Жиган
Шрифт:
Но они бежали не к перевернувшимся «Жигулям», а назад.
Сейчас п…нет.
Костыль попытался встать, но не смог. Все тело болело после аварии. Хотя бы ползком, подальше, пока не взорвалась машина. Он пополз по отвисшему от грязи откосу, и, когда «Жигули» остались метрах в пяти за спиной, раздался взрыв.
Над головой просвистели горящие шины. На проезжую часть дороги с грохотом упала искореженная дверца.
Костыль едва успел закрыться рукой, и это спасло его от сильных ожогов. От мощного удара пламени загорелся рукав куртки. Пока Костыль успел потушить его,
А потом наступило время ментов…
Глава 2
Он очнулся от холода. Странно, однако именно это ощущение было первым, которое проникло в его сознание.
Боль появилась потом. Но, овладев его телом, она уже не отпускала. Так и напоминали они о себе – одновpеменно боль и холод.
Открыв глаза, он увидел перед собой грязную серую плоскость потолка. Плохо выбеленная, в грязных разводах влаги, плита словно дышала, то приближаясь, то отдаляясь.
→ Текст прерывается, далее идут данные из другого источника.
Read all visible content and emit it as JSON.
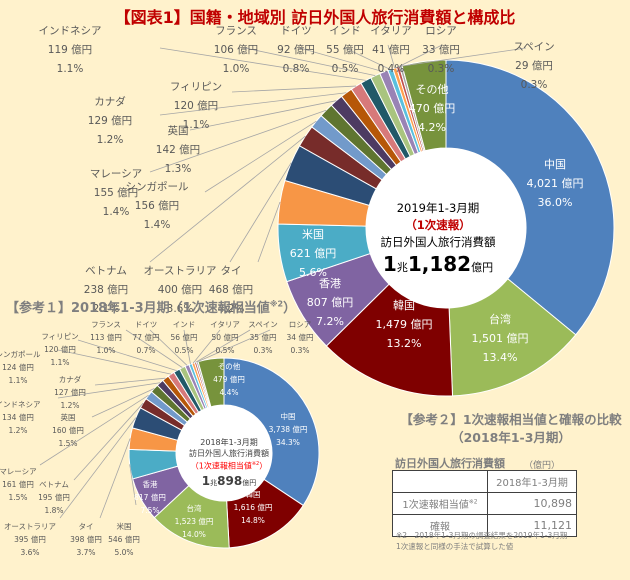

Потом она начала медленно вращаться. Он понял, что это было головокружение.
Ощущение было словно после контузии – звон в ушах, головокружение, тошнота подкатывала к горлу. Он снова закрыл глаза, но стало еще хуже.
Лучше было бы сразу попасть на тот свет – там хоть тепло. Он снова открыл глаза, чуть приподнял голову, лежавшую на подушке, и глянул по сторонам. На большее сил у него не хватило.
– Ты смотри, очухался, – раздался тонкий, почти детский голос.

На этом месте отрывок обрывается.